Web 2.0 is great for people seeking a friendly online community, but in the bottom line world of business the best plan is to stick with service-oriented architecture projects with the potential to make money.
That was the concluding caveat offered by Richard Monson-Haefel, senior analyst at Burton Group Inc., this week in a telebriefing entitled, "Web 2.0: An Architecture of Participation." He defined Web 2.0 as applications using Ajax and rich Internet application technology to allow end users to actively participate in creating content for a Web site. However, the irony of the title was the analyst's caveat that corporate IT departments do not have much place for participation in Web 2.0.
"I don't think there's a good business model for Web. 2.0," Monson-Haefel told his listeners. However, corporate developers may find ways to make use of individual Web 2.0 applications, such as wikis and blogs, for internal use inside their organizations, he said. But he does not see a way that a developer or architect would make a convincing case for a profitable Web 2.0 application unless they are in the social networking business or have a business plan for starting the next YouTube.
Monson-Haefel borrowed Alan Greenspan's epithet for the 1990s high tech bubble to characterize the excitement surrounding Web 2.0 as "irrational exuberance."
"Expectations are just too high," Monson-Haefel told his listeners. "I think it's fairly obvious by now that we're seeing way too much investment and way too many startups around the Web 2.0 theme at this point. It really hasn't been fleshed out what's going to work and what's not going to work. Unfortunately, I think we're going to see some negative impacts on that."
Monson-Haefel was not saying the Web 2.0 isn't a viable paradigm, just that "the business translation is not clear." It is valuable for IT professionals to know about it, but it probably isn't something they should put on their to-do list.
He noted that the popular Web 2.0 sites such as MySpace operate on the basis of "functional anarchy" where people with divergent points of view, interests and tastes find modes of expression for their creative endeavors or inner passions. But embracing and furthering anarchy on the Web is probably not one of the goals of most CTOs, since most businesses are not comfortable with chaos, he observed.
Craig Roth, a Burton analyst covering collaboration and content strategies, joined the telebriefing to question the popularization of the term "Web 2.0." He said he was not comfortable with the borrowing of the 2.0 designation, which once was reserved as a notation in software versioning. In his view Web 2.0 represents marketers hijacking a term that was once and may still be meaningful to software developers.
"When I see something labeled 2.0 it means something to me," he said. "I think of a piece of software that's been released. Things tend to stay in beta forever now it seems. But eventually by the time they get to 1.0, they're fairly solid. By the time you get to the 2.0 version, usually you have a definite set of features.
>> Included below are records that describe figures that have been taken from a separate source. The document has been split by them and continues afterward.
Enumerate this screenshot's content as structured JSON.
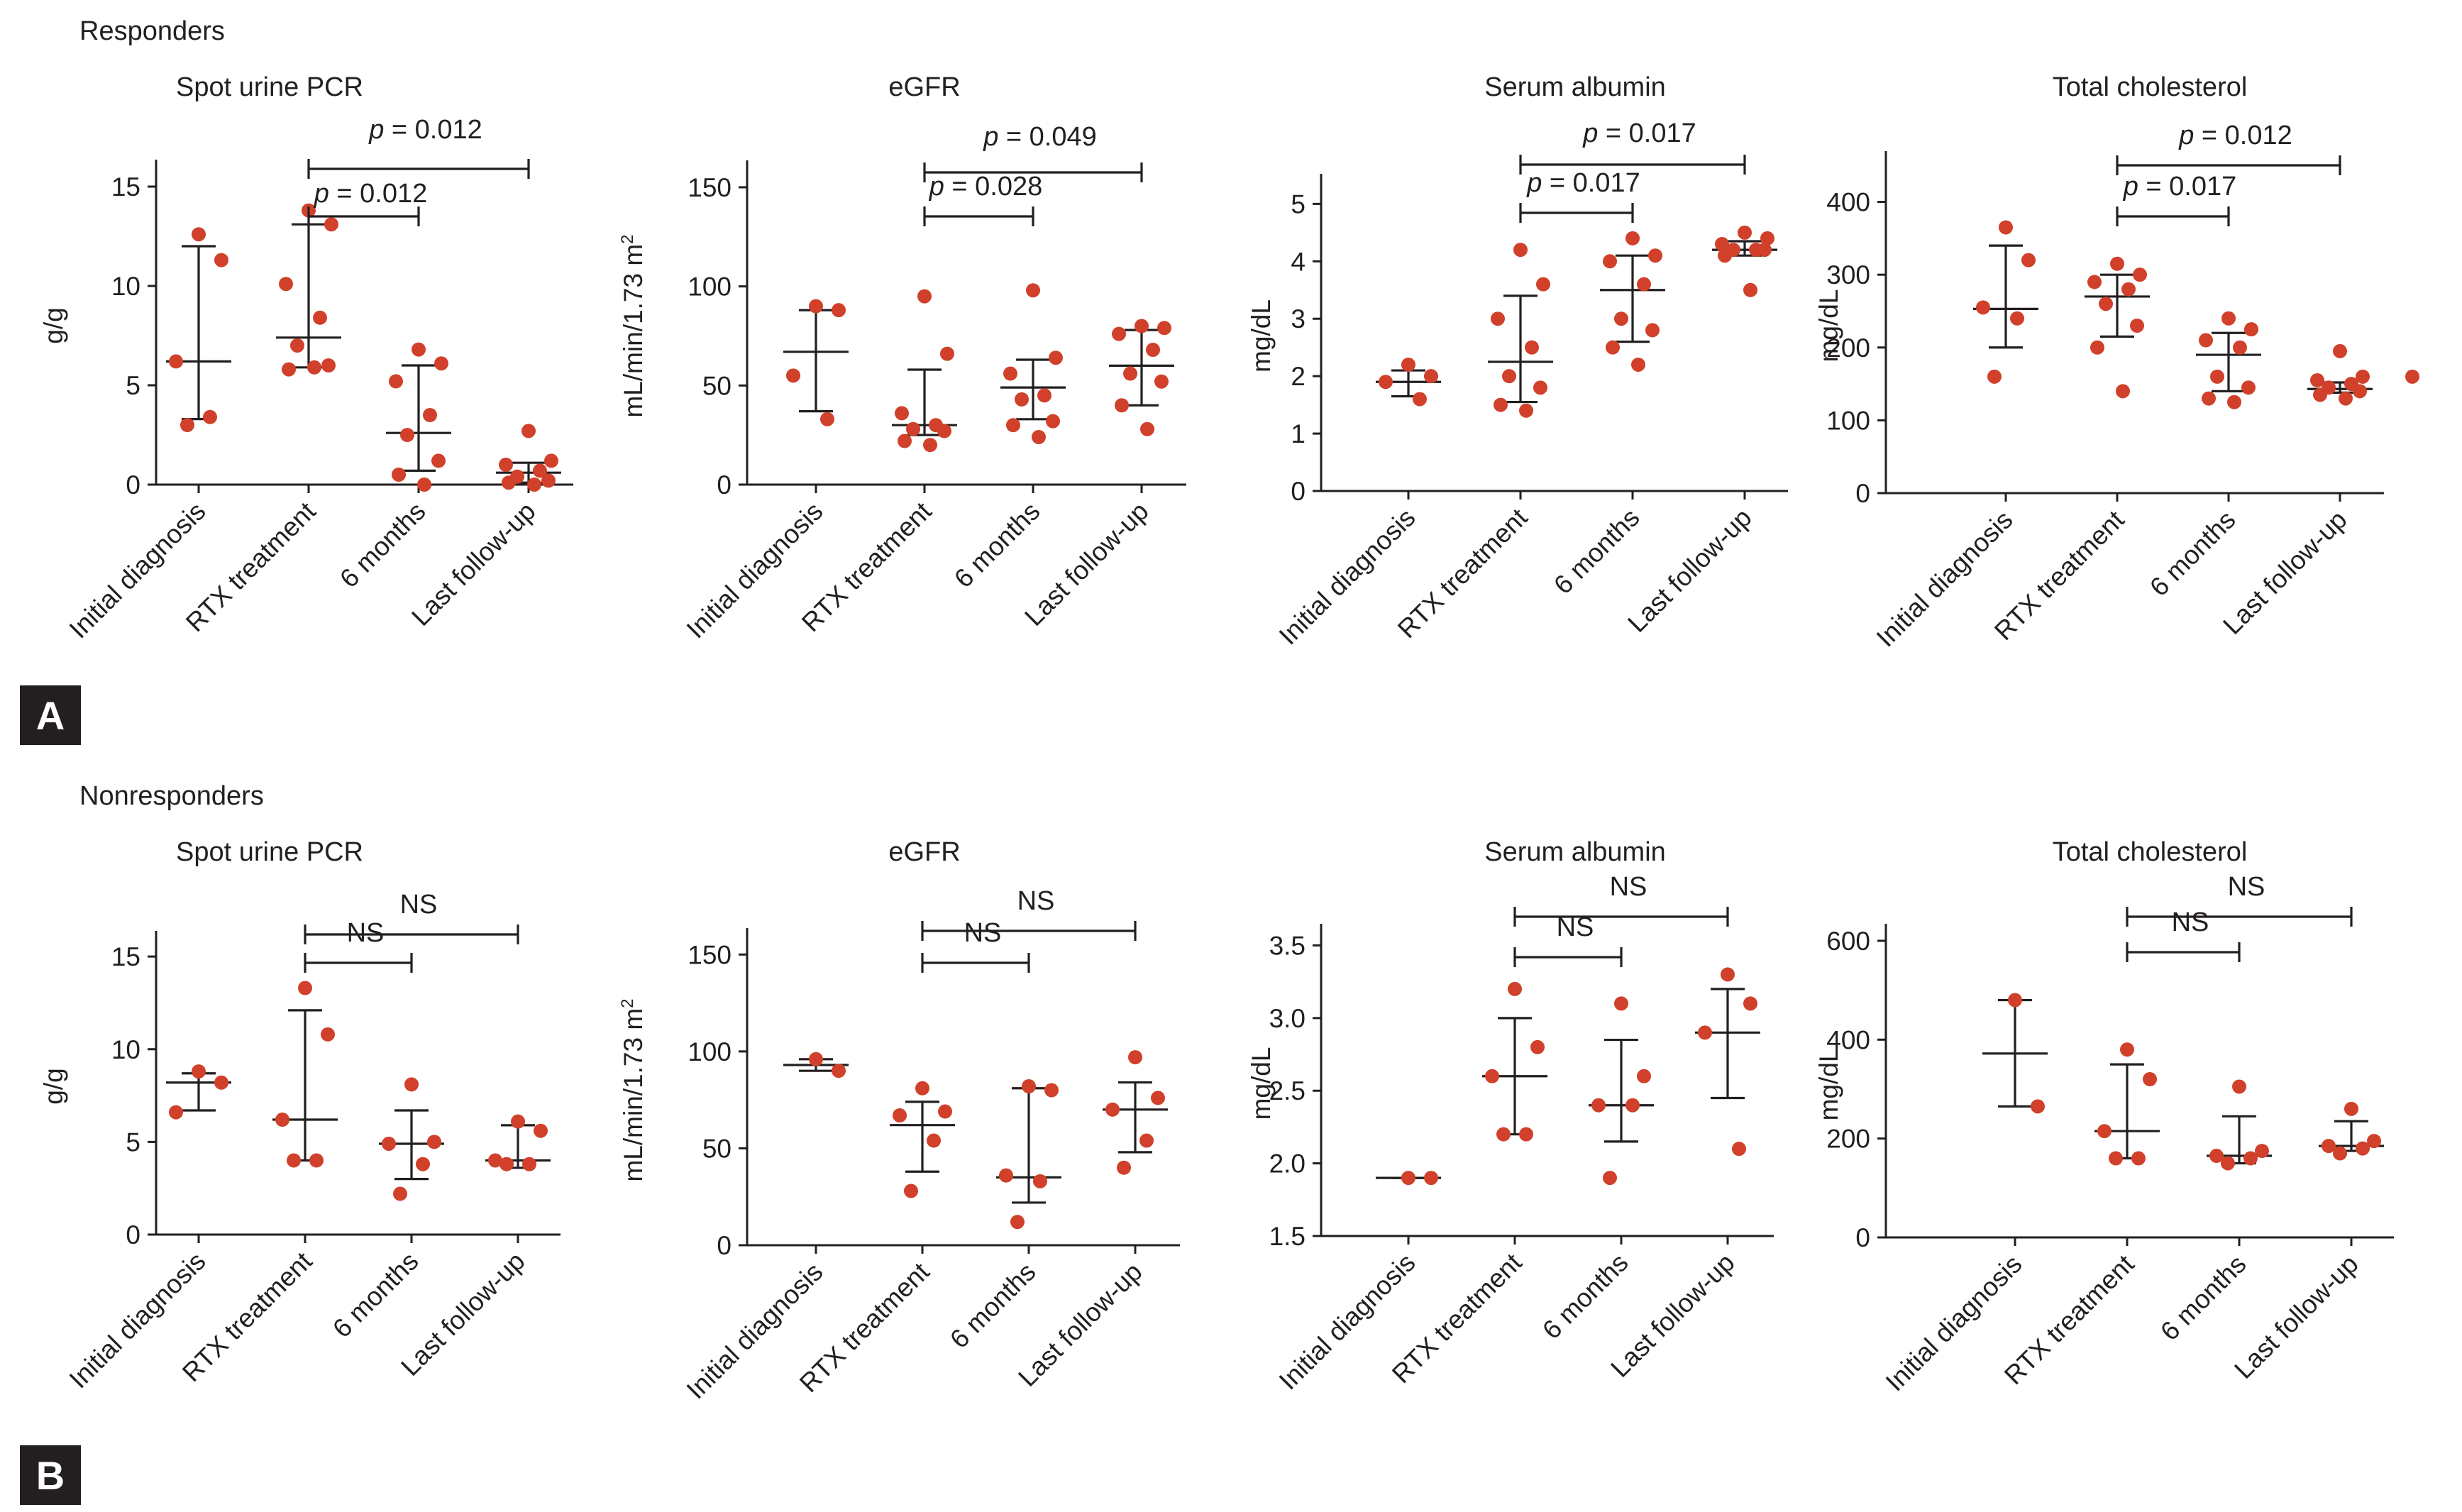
{
  "colors": {
    "dot": "#d0402a",
    "ink": "#231f20",
    "panel_box": "#231f20"
  },
  "panels": [
    {
      "letter": "A",
      "section_title": "Responders"
    },
    {
      "letter": "B",
      "section_title": "Nonresponders"
    }
  ],
  "chart_data": [
    {
      "type": "scatter",
      "panel": "A",
      "title": "Spot urine PCR",
      "xlabel": "",
      "ylabel": "g/g",
      "categories": [
        "Initial diagnosis",
        "RTX treatment",
        "6 months",
        "Last follow-up"
      ],
      "ylim": [
        0,
        16
      ],
      "yticks": [
        0,
        5,
        10,
        15
      ],
      "ytick_labels": [
        "0",
        "5",
        "10",
        "15"
      ],
      "series": [
        {
          "name": "Initial diagnosis",
          "points": [
            12.6,
            11.3,
            6.2,
            3.4,
            3.0
          ],
          "median": 6.2,
          "iqr": [
            3.3,
            12.0
          ]
        },
        {
          "name": "RTX treatment",
          "points": [
            13.8,
            13.1,
            10.1,
            8.4,
            7.0,
            6.0,
            5.8,
            5.9
          ],
          "median": 7.4,
          "iqr": [
            5.9,
            13.1
          ]
        },
        {
          "name": "6 months",
          "points": [
            6.8,
            6.1,
            5.2,
            3.5,
            2.5,
            1.2,
            0.5,
            0.0
          ],
          "median": 2.6,
          "iqr": [
            0.7,
            6.0
          ]
        },
        {
          "name": "Last follow-up",
          "points": [
            2.7,
            1.2,
            1.0,
            0.7,
            0.4,
            0.2,
            0.1,
            0.0
          ],
          "median": 0.6,
          "iqr": [
            0.1,
            1.1
          ]
        }
      ],
      "comparisons": [
        {
          "from": "RTX treatment",
          "to": "6 months",
          "label": "p = 0.012"
        },
        {
          "from": "RTX treatment",
          "to": "Last follow-up",
          "label": "p = 0.012"
        }
      ]
    },
    {
      "type": "scatter",
      "panel": "A",
      "title": "eGFR",
      "xlabel": "",
      "ylabel": "mL/min/1.73 m²",
      "categories": [
        "Initial diagnosis",
        "RTX treatment",
        "6 months",
        "Last follow-up"
      ],
      "ylim": [
        0,
        160
      ],
      "yticks": [
        0,
        50,
        100,
        150
      ],
      "ytick_labels": [
        "0",
        "50",
        "100",
        "150"
      ],
      "series": [
        {
          "name": "Initial diagnosis",
          "points": [
            90,
            88,
            55,
            33
          ],
          "median": 67,
          "iqr": [
            37,
            88
          ]
        },
        {
          "name": "RTX treatment",
          "points": [
            95,
            66,
            36,
            30,
            28,
            27,
            22,
            20
          ],
          "median": 30,
          "iqr": [
            25,
            58
          ]
        },
        {
          "name": "6 months",
          "points": [
            98,
            64,
            56,
            45,
            43,
            32,
            30,
            24
          ],
          "median": 49,
          "iqr": [
            33,
            63
          ]
        },
        {
          "name": "Last follow-up",
          "points": [
            80,
            79,
            76,
            68,
            56,
            52,
            40,
            28
          ],
          "median": 60,
          "iqr": [
            40,
            78
          ]
        }
      ],
      "comparisons": [
        {
          "from": "RTX treatment",
          "to": "6 months",
          "label": "p = 0.028"
        },
        {
          "from": "RTX treatment",
          "to": "Last follow-up",
          "label": "p = 0.049"
        }
      ]
    },
    {
      "type": "scatter",
      "panel": "A",
      "title": "Serum albumin",
      "xlabel": "",
      "ylabel": "mg/dL",
      "categories": [
        "Initial diagnosis",
        "RTX treatment",
        "6 months",
        "Last follow-up"
      ],
      "ylim": [
        0,
        5.4
      ],
      "yticks": [
        0,
        1,
        2,
        3,
        4,
        5
      ],
      "ytick_labels": [
        "0",
        "1",
        "2",
        "3",
        "4",
        "5"
      ],
      "series": [
        {
          "name": "Initial diagnosis",
          "points": [
            2.2,
            2.0,
            1.9,
            1.6
          ],
          "median": 1.9,
          "iqr": [
            1.65,
            2.1
          ]
        },
        {
          "name": "RTX treatment",
          "points": [
            4.2,
            3.6,
            3.0,
            2.5,
            2.0,
            1.8,
            1.5,
            1.4
          ],
          "median": 2.25,
          "iqr": [
            1.55,
            3.4
          ]
        },
        {
          "name": "6 months",
          "points": [
            4.4,
            4.1,
            4.0,
            3.6,
            3.0,
            2.8,
            2.5,
            2.2
          ],
          "median": 3.5,
          "iqr": [
            2.6,
            4.1
          ]
        },
        {
          "name": "Last follow-up",
          "points": [
            4.5,
            4.4,
            4.3,
            4.2,
            4.2,
            4.2,
            4.1,
            3.5
          ],
          "median": 4.2,
          "iqr": [
            4.1,
            4.35
          ]
        }
      ],
      "comparisons": [
        {
          "from": "RTX treatment",
          "to": "6 months",
          "label": "p = 0.017"
        },
        {
          "from": "RTX treatment",
          "to": "Last follow-up",
          "label": "p = 0.017"
        }
      ]
    },
    {
      "type": "scatter",
      "panel": "A",
      "title": "Total cholesterol",
      "xlabel": "",
      "ylabel": "mg/dL",
      "categories": [
        "Initial diagnosis",
        "RTX treatment",
        "6 months",
        "Last follow-up"
      ],
      "ylim": [
        0,
        460
      ],
      "yticks": [
        0,
        100,
        200,
        300,
        400
      ],
      "ytick_labels": [
        "0",
        "100",
        "200",
        "300",
        "400"
      ],
      "series": [
        {
          "name": "Initial diagnosis",
          "points": [
            365,
            320,
            255,
            240,
            160
          ],
          "median": 253,
          "iqr": [
            200,
            340
          ]
        },
        {
          "name": "RTX treatment",
          "points": [
            315,
            300,
            290,
            280,
            260,
            230,
            200,
            140
          ],
          "median": 270,
          "iqr": [
            215,
            300
          ]
        },
        {
          "name": "6 months",
          "points": [
            240,
            225,
            210,
            200,
            160,
            145,
            130,
            125
          ],
          "median": 190,
          "iqr": [
            140,
            220
          ]
        },
        {
          "name": "Last follow-up",
          "points": [
            195,
            160,
            155,
            150,
            145,
            140,
            135,
            130
          ],
          "median": 143,
          "iqr": [
            138,
            152
          ]
        },
        {
          "name": "outlier",
          "points": [
            160
          ]
        }
      ],
      "comparisons": [
        {
          "from": "RTX treatment",
          "to": "6 months",
          "label": "p = 0.017"
        },
        {
          "from": "RTX treatment",
          "to": "Last follow-up",
          "label": "p = 0.012"
        }
      ]
    },
    {
      "type": "scatter",
      "panel": "B",
      "title": "Spot urine PCR",
      "xlabel": "",
      "ylabel": "g/g",
      "categories": [
        "Initial diagnosis",
        "RTX treatment",
        "6 months",
        "Last follow-up"
      ],
      "ylim": [
        0,
        16
      ],
      "yticks": [
        0,
        5,
        10,
        15
      ],
      "ytick_labels": [
        "0",
        "5",
        "10",
        "15"
      ],
      "series": [
        {
          "name": "Initial diagnosis",
          "points": [
            8.8,
            8.2,
            6.6
          ],
          "median": 8.2,
          "iqr": [
            6.7,
            8.7
          ]
        },
        {
          "name": "RTX treatment",
          "points": [
            13.3,
            10.8,
            6.2,
            4.0,
            4.0
          ],
          "median": 6.2,
          "iqr": [
            4.0,
            12.1
          ]
        },
        {
          "name": "6 months",
          "points": [
            8.1,
            5.0,
            4.9,
            3.8,
            2.2
          ],
          "median": 4.9,
          "iqr": [
            3.0,
            6.7
          ]
        },
        {
          "name": "Last follow-up",
          "points": [
            6.1,
            5.6,
            4.0,
            3.8,
            3.8
          ],
          "median": 4.0,
          "iqr": [
            3.6,
            5.9
          ]
        }
      ],
      "comparisons": [
        {
          "from": "RTX treatment",
          "to": "6 months",
          "label": "NS"
        },
        {
          "from": "RTX treatment",
          "to": "Last follow-up",
          "label": "NS"
        }
      ]
    },
    {
      "type": "scatter",
      "panel": "B",
      "title": "eGFR",
      "xlabel": "",
      "ylabel": "mL/min/1.73 m²",
      "categories": [
        "Initial diagnosis",
        "RTX treatment",
        "6 months",
        "Last follow-up"
      ],
      "ylim": [
        0,
        160
      ],
      "yticks": [
        0,
        50,
        100,
        150
      ],
      "ytick_labels": [
        "0",
        "50",
        "100",
        "150"
      ],
      "series": [
        {
          "name": "Initial diagnosis",
          "points": [
            96,
            90
          ],
          "median": 93,
          "iqr": [
            90,
            96
          ]
        },
        {
          "name": "RTX treatment",
          "points": [
            81,
            69,
            67,
            54,
            28
          ],
          "median": 62,
          "iqr": [
            38,
            74
          ]
        },
        {
          "name": "6 months",
          "points": [
            82,
            80,
            36,
            33,
            12
          ],
          "median": 35,
          "iqr": [
            22,
            81
          ]
        },
        {
          "name": "Last follow-up",
          "points": [
            97,
            76,
            70,
            54,
            40
          ],
          "median": 70,
          "iqr": [
            48,
            84
          ]
        }
      ],
      "comparisons": [
        {
          "from": "RTX treatment",
          "to": "6 months",
          "label": "NS"
        },
        {
          "from": "RTX treatment",
          "to": "Last follow-up",
          "label": "NS"
        }
      ]
    },
    {
      "type": "scatter",
      "panel": "B",
      "title": "Serum albumin",
      "xlabel": "",
      "ylabel": "mg/dL",
      "categories": [
        "Initial diagnosis",
        "RTX treatment",
        "6 months",
        "Last follow-up"
      ],
      "ylim": [
        1.5,
        3.6
      ],
      "yticks": [
        1.5,
        2.0,
        2.5,
        3.0,
        3.5
      ],
      "ytick_labels": [
        "1.5",
        "2.0",
        "2.5",
        "3.0",
        "3.5"
      ],
      "series": [
        {
          "name": "Initial diagnosis",
          "points": [
            1.9,
            1.9
          ],
          "median": 1.9,
          "iqr": [
            1.9,
            1.9
          ]
        },
        {
          "name": "RTX treatment",
          "points": [
            3.2,
            2.8,
            2.6,
            2.2,
            2.2
          ],
          "median": 2.6,
          "iqr": [
            2.2,
            3.0
          ]
        },
        {
          "name": "6 months",
          "points": [
            3.1,
            2.6,
            2.4,
            2.4,
            1.9
          ],
          "median": 2.4,
          "iqr": [
            2.15,
            2.85
          ]
        },
        {
          "name": "Last follow-up",
          "points": [
            3.3,
            3.1,
            2.9,
            2.1
          ],
          "median": 2.9,
          "iqr": [
            2.45,
            3.2
          ]
        }
      ],
      "comparisons": [
        {
          "from": "RTX treatment",
          "to": "6 months",
          "label": "NS"
        },
        {
          "from": "RTX treatment",
          "to": "Last follow-up",
          "label": "NS"
        }
      ]
    },
    {
      "type": "scatter",
      "panel": "B",
      "title": "Total cholesterol",
      "xlabel": "",
      "ylabel": "mg/dL",
      "categories": [
        "Initial diagnosis",
        "RTX treatment",
        "6 months",
        "Last follow-up"
      ],
      "ylim": [
        0,
        620
      ],
      "yticks": [
        0,
        200,
        400,
        600
      ],
      "ytick_labels": [
        "0",
        "200",
        "400",
        "600"
      ],
      "series": [
        {
          "name": "Initial diagnosis",
          "points": [
            480,
            265
          ],
          "median": 372,
          "iqr": [
            265,
            480
          ]
        },
        {
          "name": "RTX treatment",
          "points": [
            380,
            320,
            215,
            160,
            160
          ],
          "median": 215,
          "iqr": [
            160,
            350
          ]
        },
        {
          "name": "6 months",
          "points": [
            305,
            175,
            165,
            160,
            150
          ],
          "median": 165,
          "iqr": [
            150,
            245
          ]
        },
        {
          "name": "Last follow-up",
          "points": [
            260,
            195,
            185,
            180,
            170
          ],
          "median": 185,
          "iqr": [
            175,
            235
          ]
        }
      ],
      "comparisons": [
        {
          "from": "RTX treatment",
          "to": "6 months",
          "label": "NS"
        },
        {
          "from": "RTX treatment",
          "to": "Last follow-up",
          "label": "NS"
        }
      ]
    }
  ]
}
There's a discrete stepping stone between version one and version two. For Web 2.0, I don't know that any trigger has been tripped that says we are exactly at 2.000 on the Web."
"My feeling is that whether you like the name or not, it's there," he argued. "And it has stuck. When the Ajax name came out, a lot of people who had been doing Ajax-style applications for a while really didn't like the name, but now everybody uses it. Web 2.0 as a moniker has reached a certain level of popularity. It doesn't really matter whether you agree with the name or not, but I see Web 2.0 as being a very appropriate moniker for a new paradigm."
Monson-Haefel said there have been three versions of the Web, Web 1.0, Web 1.5 and now Web 2.0. He defined Web 1.0 as the early brochure-ware stage with the Internet used to serve up static HTML pages. Web 1.5 was the next step where more sophisticated content, graphics and transaction processing were "dynamically generated on the server side." Web 2.0 provides architectures of participation where a community of users can place content ranging from text to audio and video onto the Web site.
Roth argued that one of the problems with the 2.0 designation was that it implies technology "with concrete poured around it." He sees the possibility that rather than remaining static, the technology for what is termed Web 2.0 may be rapidly evolving beyond the popular notion that it is mostly about wikis and blogs.
Following up on Monson-Haefel's caveat that Web 2.0 doesn't have a "business translation," Roth said the 2.0 designation may mislead organization into thinking that it is stable technology that they should be adopting the way they once adopted Word 2.0.
"Don't let the 2.0 fool you," Roth warned, "this is still something that's evolving rapidly. We're still trying to learn the business models around it. It's not something that's ready for primetime unless you're willing to accept some risks and know that you are going a bit out on the edge."